The SDF, with air support from the U.S.-led coalition, said Sunday it captured the Al-Omar field in a "swift and wide military operation." It said some militants have taken cover in oil company houses nearby, where clashes are underway.
The Britain-based Syrian Observatory for Human Rights said pro-government forces retreated from the area around Al-Omar field after coming under heavy fire from IS. The SDF said government forces are three kilometers (two miles) away from the fields.
Syrian troops, backed by Russian warplanes and Iranian-sponsored militias, have retaken nearly all of the provincial capital of Deir el-Zour, as well as the town of Mayadeen, which is across the Euphrates River from the Al-Omar field.
The SDF have focused their operations on the eastern side of the river, and have already seized a major natural gas field and other smaller oil fields.
Omar Abu Layla, a Europe-based activist from Deir el-Zour who monitors the fighting through contacts there, said SDF forces have entered the field but are still clashing with militants in the adjacent houses.
IS captured Al-Omar in 2014, when the group swept across large areas in Syria and neighboring Iraq.
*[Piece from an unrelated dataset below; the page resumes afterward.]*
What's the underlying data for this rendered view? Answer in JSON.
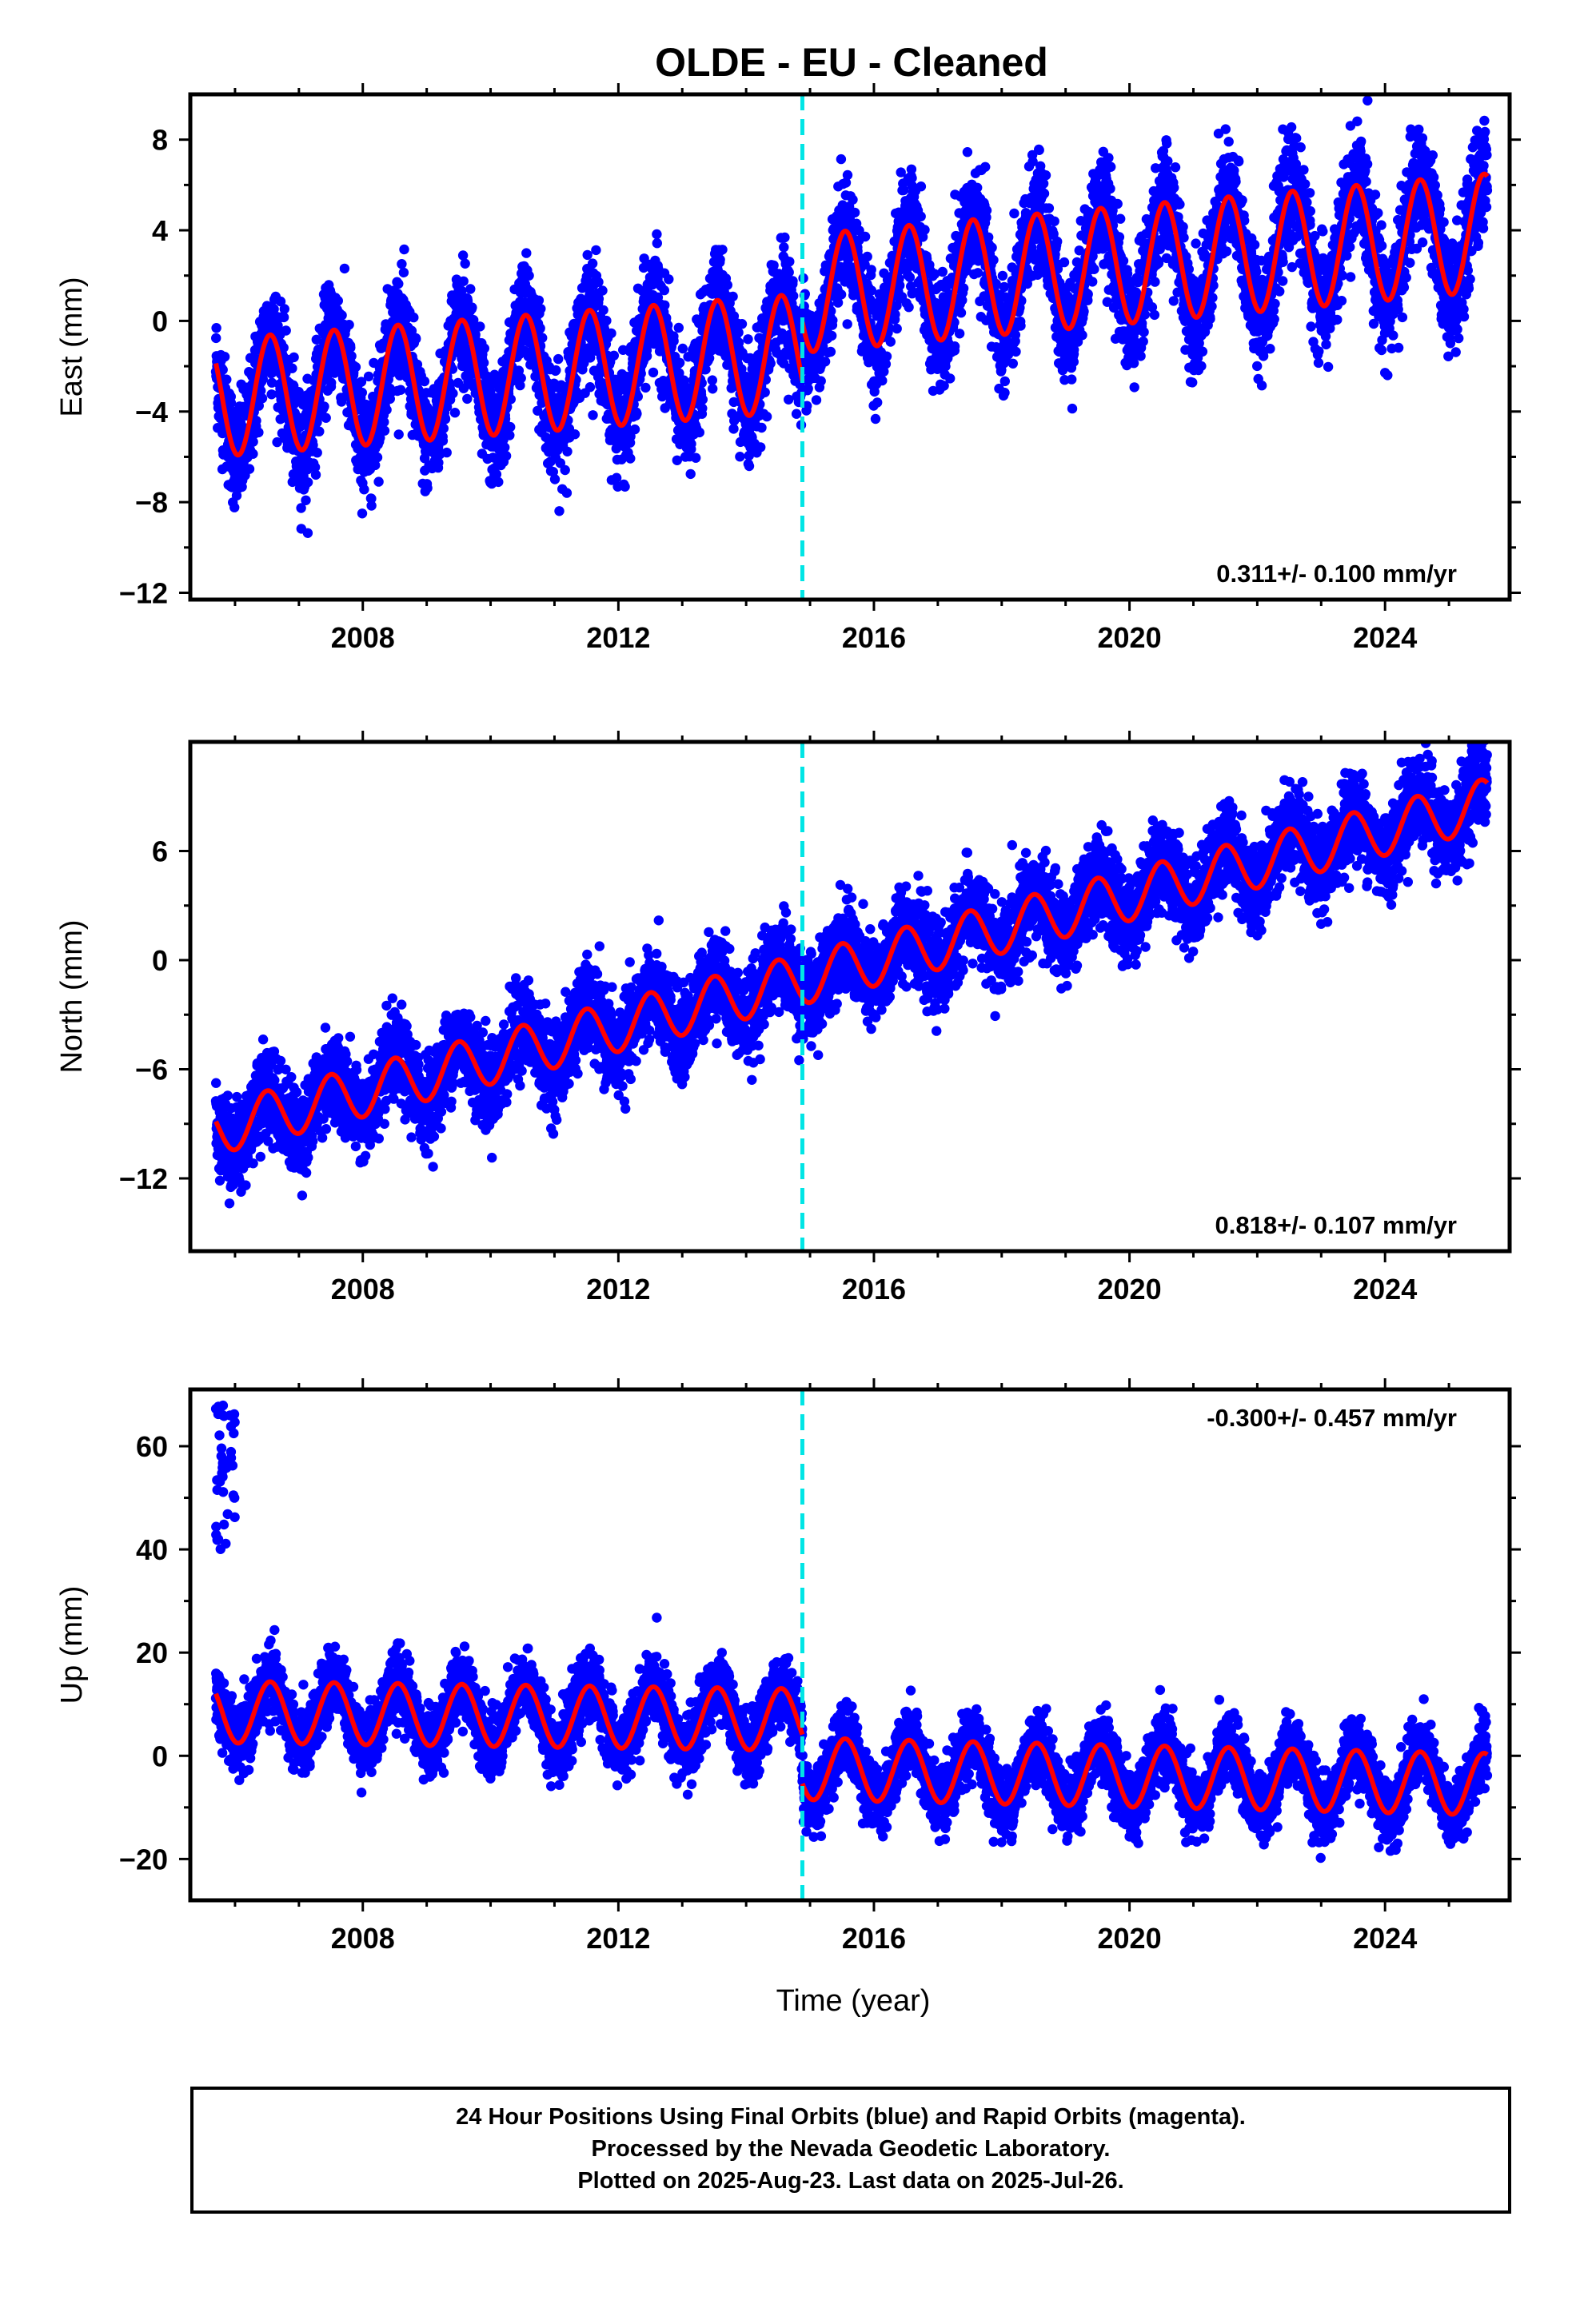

The field was estimated to produce around 9,000 barrels a day, making it a key source of revenue for the extremists. Its current potential is unknown, following a series of strikes on IS-held oil facilities by the U.S.-led coalition.
The government lost the al-Omar field to other insurgents in 2013.
Al-Manar TV, operated by Lebanon's Hezbollah, said the fight for Al-Omar was still underway and denied the SDF's claim to have captured it. The militant group is fighting alongside Syrian President Bashar Assad's forces.
IS has suffered a series of major setbacks in recent months, including the loss of the Syrian city of Raqqa, once the extremists' self-styled capital, and the Iraqi city of Mosul. Most of the territory the group once held has been seized by an array of Syrian and Iraqi forces.